I was thinking about this earlier, and I thought of a reason why Ubi may have done this, under the assumption that the downgrade was intentional (because I refuse to believe it's because of technical reasons, and I think we'll hit/surpass the 2012 level of graphics before this generation is over).
I think this decision was made in the boardroom, under the assumption that the vast majority of the game's sales would be last-gen, PS360 versions, that the next-gen systems wouldn't have sold enough. In order for the last-genners to not feel that their version of the game has been "gimped" by comparison to next-gen, they made the decision that all versions would be more or less identical, a la AC4. Like AC4, it may have some small bells and whistles that the last-gen versions don't have, but it will still be the same experience overall, and the majority of their customers wouldn't feel "left out".

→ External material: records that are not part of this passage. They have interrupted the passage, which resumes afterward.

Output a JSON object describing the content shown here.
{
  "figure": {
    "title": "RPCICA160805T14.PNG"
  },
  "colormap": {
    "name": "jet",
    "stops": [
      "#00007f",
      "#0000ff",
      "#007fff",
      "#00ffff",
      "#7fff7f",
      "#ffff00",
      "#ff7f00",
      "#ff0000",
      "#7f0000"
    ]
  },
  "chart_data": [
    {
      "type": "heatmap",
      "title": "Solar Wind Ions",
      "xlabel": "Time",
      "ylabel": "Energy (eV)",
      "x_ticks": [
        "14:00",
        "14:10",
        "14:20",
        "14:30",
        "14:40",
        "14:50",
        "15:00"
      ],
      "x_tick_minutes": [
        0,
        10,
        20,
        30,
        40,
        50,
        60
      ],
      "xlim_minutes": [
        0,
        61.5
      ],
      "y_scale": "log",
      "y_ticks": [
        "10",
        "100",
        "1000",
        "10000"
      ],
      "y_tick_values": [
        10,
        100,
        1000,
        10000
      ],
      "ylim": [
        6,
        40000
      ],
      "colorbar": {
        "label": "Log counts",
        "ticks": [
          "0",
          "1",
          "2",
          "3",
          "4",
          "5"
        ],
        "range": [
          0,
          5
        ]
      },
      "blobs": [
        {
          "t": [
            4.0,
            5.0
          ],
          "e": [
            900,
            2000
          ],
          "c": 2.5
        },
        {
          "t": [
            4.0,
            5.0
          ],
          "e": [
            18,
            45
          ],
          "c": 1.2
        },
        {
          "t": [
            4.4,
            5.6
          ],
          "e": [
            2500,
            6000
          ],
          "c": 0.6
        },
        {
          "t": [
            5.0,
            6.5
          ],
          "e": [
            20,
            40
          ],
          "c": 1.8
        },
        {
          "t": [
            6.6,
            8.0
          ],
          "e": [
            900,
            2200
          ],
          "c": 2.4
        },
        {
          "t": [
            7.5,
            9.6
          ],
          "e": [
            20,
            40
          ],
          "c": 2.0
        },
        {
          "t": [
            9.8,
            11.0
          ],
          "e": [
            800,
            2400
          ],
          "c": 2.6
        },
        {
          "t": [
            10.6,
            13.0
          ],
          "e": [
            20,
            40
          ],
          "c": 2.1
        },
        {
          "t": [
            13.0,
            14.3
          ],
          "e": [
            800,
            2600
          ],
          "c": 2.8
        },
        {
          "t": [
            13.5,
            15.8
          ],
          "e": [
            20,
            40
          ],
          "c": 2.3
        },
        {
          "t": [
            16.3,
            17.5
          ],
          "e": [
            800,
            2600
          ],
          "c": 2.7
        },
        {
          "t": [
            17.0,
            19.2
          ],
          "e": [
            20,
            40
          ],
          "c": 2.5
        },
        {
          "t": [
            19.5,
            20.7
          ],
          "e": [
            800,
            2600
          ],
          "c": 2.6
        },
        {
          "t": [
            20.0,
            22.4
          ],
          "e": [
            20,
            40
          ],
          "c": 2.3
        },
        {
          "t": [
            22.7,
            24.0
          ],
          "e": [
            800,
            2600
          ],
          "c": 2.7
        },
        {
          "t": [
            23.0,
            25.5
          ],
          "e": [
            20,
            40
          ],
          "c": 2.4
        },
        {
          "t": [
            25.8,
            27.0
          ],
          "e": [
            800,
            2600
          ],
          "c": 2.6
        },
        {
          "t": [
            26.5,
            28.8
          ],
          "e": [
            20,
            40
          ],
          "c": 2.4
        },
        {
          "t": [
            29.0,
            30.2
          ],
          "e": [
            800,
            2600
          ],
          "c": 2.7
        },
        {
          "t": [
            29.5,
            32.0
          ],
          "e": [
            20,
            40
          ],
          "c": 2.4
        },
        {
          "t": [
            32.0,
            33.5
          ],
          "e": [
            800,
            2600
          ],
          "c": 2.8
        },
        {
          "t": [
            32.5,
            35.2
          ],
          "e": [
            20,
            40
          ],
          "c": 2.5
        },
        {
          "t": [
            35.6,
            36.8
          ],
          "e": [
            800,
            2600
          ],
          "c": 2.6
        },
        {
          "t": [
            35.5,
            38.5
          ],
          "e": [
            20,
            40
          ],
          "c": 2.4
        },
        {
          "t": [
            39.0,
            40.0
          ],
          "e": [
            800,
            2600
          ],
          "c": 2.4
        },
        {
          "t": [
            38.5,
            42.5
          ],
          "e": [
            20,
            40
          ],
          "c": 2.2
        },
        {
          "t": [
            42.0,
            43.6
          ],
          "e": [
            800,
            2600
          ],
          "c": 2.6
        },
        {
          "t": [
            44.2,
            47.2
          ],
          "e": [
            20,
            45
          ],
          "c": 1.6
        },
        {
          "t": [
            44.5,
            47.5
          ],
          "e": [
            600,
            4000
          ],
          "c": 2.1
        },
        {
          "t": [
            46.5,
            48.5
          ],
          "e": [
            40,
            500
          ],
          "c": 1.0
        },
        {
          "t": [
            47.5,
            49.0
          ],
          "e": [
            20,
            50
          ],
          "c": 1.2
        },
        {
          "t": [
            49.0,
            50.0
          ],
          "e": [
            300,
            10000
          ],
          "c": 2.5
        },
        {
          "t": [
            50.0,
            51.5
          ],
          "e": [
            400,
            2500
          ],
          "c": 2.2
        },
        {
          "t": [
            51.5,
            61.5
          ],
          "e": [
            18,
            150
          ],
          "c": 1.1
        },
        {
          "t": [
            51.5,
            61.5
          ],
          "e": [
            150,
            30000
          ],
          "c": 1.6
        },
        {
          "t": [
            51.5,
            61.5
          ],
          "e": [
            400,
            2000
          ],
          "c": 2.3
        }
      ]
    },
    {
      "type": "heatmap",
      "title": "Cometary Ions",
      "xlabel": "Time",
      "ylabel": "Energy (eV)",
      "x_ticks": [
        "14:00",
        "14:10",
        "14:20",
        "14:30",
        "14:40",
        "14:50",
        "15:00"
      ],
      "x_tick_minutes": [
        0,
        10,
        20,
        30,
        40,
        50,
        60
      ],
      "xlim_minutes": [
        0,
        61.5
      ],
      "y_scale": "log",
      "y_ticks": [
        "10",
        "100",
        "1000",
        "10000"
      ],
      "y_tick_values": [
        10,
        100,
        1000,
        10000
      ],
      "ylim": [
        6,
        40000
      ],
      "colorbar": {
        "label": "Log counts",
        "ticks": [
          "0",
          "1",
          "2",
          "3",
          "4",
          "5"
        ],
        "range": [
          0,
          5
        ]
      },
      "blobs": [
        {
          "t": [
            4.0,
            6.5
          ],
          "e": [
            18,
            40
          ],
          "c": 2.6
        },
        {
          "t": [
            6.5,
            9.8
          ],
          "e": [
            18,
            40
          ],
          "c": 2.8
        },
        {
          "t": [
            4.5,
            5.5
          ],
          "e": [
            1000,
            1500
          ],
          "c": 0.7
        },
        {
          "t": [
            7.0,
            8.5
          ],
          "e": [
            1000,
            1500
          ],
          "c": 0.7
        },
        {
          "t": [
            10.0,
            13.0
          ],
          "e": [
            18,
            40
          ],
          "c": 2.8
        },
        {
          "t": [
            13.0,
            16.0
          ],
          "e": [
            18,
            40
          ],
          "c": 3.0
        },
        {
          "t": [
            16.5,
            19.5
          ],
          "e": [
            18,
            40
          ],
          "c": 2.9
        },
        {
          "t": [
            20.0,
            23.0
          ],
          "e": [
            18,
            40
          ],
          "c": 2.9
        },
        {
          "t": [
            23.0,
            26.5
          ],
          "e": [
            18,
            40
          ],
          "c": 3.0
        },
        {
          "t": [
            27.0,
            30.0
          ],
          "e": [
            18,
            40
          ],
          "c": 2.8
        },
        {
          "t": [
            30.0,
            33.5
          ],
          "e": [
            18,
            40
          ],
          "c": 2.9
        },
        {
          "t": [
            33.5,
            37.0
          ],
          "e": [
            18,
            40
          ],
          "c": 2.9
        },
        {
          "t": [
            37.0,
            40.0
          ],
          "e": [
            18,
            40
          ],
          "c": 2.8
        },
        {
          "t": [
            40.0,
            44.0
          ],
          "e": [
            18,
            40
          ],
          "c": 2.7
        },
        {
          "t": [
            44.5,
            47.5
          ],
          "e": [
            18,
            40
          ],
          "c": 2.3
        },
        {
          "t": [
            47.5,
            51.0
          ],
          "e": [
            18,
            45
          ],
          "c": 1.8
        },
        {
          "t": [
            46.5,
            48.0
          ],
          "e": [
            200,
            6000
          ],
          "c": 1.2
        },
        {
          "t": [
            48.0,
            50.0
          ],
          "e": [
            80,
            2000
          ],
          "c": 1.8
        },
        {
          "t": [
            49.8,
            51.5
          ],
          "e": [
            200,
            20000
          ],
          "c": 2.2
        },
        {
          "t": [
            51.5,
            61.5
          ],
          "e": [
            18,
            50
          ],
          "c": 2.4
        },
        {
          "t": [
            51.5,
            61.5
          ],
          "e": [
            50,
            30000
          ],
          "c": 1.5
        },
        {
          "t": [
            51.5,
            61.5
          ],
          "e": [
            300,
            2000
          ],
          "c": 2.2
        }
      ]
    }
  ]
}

And then the unthinkable happened and the next-gen consoles are doing ridiculously well, software sales are higher than expected, and more and more gamers are looking ahead instead of back, either purchasing only next-gen or holding off on last-gen purchases for the inevitable upgrade down the way. And now Ubi looks like an idiot making a so-called "next-gen" game on parity with last-gen systems that no one wants to buy the game on.
If this theory is correct, then that's good news for The Division because there is no last-gen version. I don't expect it to look like what we've seen so far, because, you know... Ubisoft, but in theory it shouldn't look as bad as Watch Dogs.
Either that, or Ubi's programmers are just a bunch of dolts that need to have the definition of "next-gen" tattooed on their fucking foreheads.